AUGUSTA — The sale of the state’s largest student loan portfolio by a Maine nonprofit to a for-profit Nebraska corporation came under sharp attack by two Democratic senators at a legislative hearing Thursday.
“It’s striking some of us as taking the money and running,” said Sen. Susan Longley, D-Liberty.
Last week the Maine Educational Loan Marketing Corp., or MELMAC, announced that it was selling its $504 million in assets to the National Education Loan Network, or NELnet, which is based in Lincoln, Neb. The deal is scheduled to close in December.
In return, MELMAC is to receive $30 million, which it said it would use to create an educationally oriented foundation.
Longley described the foundation as “a sound-good” initiative, established by a “unilateral” decision of MELMAC’s board of directors in which neither lawmakers nor the governor had any say about whether the state needed such a foundation.
Sen. Carol Kontos, D-Windham, was outraged that lawmakers had no inkling about the sale. They should have been forewarned, she said, given two years of legislative inquiry into MELMAC and work on legislation that is set to take effect Aug. 11. The pending law gives the governor the authority to appoint four MELMAC board members to provide greater public oversight into the agency.
At the hearing Thursday, it was argued that MELMAC’s assets require public oversight and the sale public involvement because the assets were created through the tax-exemption of its nonprofit status and because it has access to tax-exempt bonds. The nontaxable bonds are used to raise money to lend to students and families.
MELMAC’s assets amount to $504 million. Ninety percent of the total is in student loans issued to roughly 60,000 borrowers, equal to about three-fifths of all student loans in Maine. All but $19 million of the $504 million was raised by issuing tax-exempt bonds.
MELMAC was established in 1983 as a secondary market for student loans, buying the loans issued by banks to ensure the availability of college financing in the state. NELnet is one of the three largest student lenders in the nation.
Attorney General Andrew Ketterer earlier this week filed suit to stop the sale, asking a Superior Court judge to review the transaction. At the hearing before the Committee on Business and Economic Development Thursday, Deputy Attorney General Linda Pistner restated the reasons the state is seeking an injunction.
The first reason is to make sure the sale complies with state law, Pistner said. The second is to give a judge the chance to determine whether the $30 million is an adequate value. And third to make sure there are no conflicts of interest in the sale.
Rebecca Goldberg, a Boston consultant to the Consumers Union, publisher of Consumer Reports, has watched similar conversions in other states.
At the hearing, she urged lawmakers to make sure the valuation was adequate by hiring an outside agency to assess MELMAC and by “most importantly” asking for the documentation behind the valuation.
Goldberg noted that in Massachusetts a similar conversion had produced a $325 million foundation from a $1.8 billion portfolio. Based on that sale, the MELMAC portfolio could possibly produce a foundation three times larger than the $30 million offered.

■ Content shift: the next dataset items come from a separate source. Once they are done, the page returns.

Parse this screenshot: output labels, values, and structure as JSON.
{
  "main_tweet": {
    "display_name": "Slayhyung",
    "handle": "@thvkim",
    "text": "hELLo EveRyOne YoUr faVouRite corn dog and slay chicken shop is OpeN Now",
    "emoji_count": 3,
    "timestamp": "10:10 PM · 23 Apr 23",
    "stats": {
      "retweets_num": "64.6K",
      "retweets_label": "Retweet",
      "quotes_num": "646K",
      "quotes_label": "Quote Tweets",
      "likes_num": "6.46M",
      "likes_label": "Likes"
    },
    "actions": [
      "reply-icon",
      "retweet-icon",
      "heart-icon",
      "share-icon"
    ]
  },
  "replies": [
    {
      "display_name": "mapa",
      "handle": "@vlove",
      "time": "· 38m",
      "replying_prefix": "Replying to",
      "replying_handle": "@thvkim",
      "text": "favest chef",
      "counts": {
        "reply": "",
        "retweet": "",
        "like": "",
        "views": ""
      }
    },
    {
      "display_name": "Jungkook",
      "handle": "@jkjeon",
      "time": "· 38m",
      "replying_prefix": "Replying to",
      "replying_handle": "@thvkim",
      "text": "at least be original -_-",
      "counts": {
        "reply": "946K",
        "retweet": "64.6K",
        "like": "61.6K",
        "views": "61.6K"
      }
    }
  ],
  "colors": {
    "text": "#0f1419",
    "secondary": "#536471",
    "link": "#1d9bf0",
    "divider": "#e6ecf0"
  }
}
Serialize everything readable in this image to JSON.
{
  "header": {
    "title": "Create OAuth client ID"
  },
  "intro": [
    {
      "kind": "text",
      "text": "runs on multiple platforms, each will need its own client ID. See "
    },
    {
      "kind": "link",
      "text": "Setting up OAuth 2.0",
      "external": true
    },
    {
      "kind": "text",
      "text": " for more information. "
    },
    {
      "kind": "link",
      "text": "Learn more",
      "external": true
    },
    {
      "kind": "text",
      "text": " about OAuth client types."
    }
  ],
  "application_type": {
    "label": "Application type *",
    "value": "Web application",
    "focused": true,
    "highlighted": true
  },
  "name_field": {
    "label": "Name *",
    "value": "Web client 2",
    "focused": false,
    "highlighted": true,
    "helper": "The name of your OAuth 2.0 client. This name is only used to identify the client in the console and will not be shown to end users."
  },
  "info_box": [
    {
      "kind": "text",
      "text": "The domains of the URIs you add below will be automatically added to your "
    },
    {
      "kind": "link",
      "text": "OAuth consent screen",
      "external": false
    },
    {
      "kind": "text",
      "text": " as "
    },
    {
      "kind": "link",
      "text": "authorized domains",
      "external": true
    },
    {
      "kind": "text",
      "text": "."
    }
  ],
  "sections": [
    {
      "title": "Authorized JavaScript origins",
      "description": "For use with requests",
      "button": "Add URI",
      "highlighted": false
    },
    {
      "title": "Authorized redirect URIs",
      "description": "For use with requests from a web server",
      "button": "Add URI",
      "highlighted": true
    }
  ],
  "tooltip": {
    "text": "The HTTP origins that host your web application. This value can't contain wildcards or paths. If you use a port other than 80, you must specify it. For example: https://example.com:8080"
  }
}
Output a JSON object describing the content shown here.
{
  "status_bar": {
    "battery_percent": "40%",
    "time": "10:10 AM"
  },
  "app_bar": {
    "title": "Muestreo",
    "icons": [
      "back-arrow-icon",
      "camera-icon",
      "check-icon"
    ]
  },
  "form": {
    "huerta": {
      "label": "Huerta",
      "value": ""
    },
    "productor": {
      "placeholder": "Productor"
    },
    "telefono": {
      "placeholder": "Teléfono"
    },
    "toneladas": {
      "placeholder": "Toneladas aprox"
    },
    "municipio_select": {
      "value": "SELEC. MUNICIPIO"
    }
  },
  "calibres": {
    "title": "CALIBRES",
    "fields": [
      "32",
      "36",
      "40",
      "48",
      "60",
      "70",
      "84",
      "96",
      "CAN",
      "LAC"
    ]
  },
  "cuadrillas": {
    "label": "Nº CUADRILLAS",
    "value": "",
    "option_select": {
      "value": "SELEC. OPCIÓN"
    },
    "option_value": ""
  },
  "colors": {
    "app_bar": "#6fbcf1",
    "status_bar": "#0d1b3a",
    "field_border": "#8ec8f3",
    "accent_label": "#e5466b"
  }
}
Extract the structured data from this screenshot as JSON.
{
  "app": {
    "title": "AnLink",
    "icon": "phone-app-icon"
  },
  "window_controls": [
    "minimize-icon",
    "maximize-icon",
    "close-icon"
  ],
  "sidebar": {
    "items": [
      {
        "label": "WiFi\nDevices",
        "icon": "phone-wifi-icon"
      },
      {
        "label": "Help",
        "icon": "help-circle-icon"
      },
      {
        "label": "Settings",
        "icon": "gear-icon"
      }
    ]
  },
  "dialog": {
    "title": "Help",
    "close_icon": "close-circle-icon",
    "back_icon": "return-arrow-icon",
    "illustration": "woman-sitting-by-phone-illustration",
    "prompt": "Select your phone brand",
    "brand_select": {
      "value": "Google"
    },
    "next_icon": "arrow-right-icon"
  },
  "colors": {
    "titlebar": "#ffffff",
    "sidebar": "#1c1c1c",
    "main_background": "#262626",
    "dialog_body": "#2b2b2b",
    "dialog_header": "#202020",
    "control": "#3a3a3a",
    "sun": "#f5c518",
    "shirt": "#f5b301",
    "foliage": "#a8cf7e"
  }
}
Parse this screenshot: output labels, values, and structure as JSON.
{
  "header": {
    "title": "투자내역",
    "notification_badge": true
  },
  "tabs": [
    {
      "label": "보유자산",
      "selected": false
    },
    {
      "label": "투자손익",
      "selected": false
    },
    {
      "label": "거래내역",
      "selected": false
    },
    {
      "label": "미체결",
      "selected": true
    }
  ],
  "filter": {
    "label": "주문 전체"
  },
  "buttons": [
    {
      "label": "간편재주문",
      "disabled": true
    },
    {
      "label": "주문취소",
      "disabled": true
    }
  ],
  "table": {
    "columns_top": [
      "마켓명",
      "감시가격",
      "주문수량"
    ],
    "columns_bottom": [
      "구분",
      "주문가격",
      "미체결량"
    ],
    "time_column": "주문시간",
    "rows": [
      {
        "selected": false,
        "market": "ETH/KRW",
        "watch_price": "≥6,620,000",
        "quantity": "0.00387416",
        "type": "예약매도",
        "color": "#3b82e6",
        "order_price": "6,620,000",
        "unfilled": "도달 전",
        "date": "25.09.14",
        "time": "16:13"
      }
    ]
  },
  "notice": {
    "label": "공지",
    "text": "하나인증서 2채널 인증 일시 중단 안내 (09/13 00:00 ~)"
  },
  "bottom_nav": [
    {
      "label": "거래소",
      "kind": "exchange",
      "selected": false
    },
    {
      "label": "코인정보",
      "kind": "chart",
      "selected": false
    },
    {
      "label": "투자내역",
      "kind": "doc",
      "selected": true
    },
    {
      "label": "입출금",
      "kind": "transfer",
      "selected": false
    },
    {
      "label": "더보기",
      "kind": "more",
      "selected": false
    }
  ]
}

The sum, which is still subject to change between now and December, was determined by Salomon Smith Barney. After being asked by lawmakers, MELMAC’s lawyer, Jon Doyle, a former deputy attorney general, cited confidentiality agreements and the attorney general’s litigation in saying he was not at liberty to release the documentation concerning the valuation.
Doyle disputed the attorney general’s jurisdiction in the matter. He pointed out that while the student-loan agency had been established at the direction of then-Gov. Joseph Brennan in 1983, it was set up pursuant to federal student-lending statutes.
A 1996 federal law allows for the creation of the charitable foundation with the sale proceeds rather than sending the money back to the federal government, which could otherwise lay claim to the $30 million, he added.
“Some of [lawmakers’] quarrels are with Congress,” Doyle said.
But Kontos said, “Were it not for state action, MELMAC would not exist.”
Doyle and Richard Pierce, president of Maine Education Services, were grilled by lawmakers about any financial inducements involved in the sale. MES provides all student-loan administrative and management services for MELMAC.
Doyle said that no one is receiving any financial inducements from the sale. NELnet is looking at hiring some of the MES staff to manage the former-MELMAC portfolio, he added.
Pierce, a former Republican state senator from Waterville who incorporated MELMAC 17 years ago, asked rhetorically, “What did Dick Pierce walk away with? Zero. There was nothing in it for Dick Pierce.”
Kontos took Pierce to task for the partisan manner in which he cast the legislative deliberations of the past few years in the MES Chronicle, the agency’s quarterly publication.
“I have never seen anything like it and I hope I never will,” Kontos said.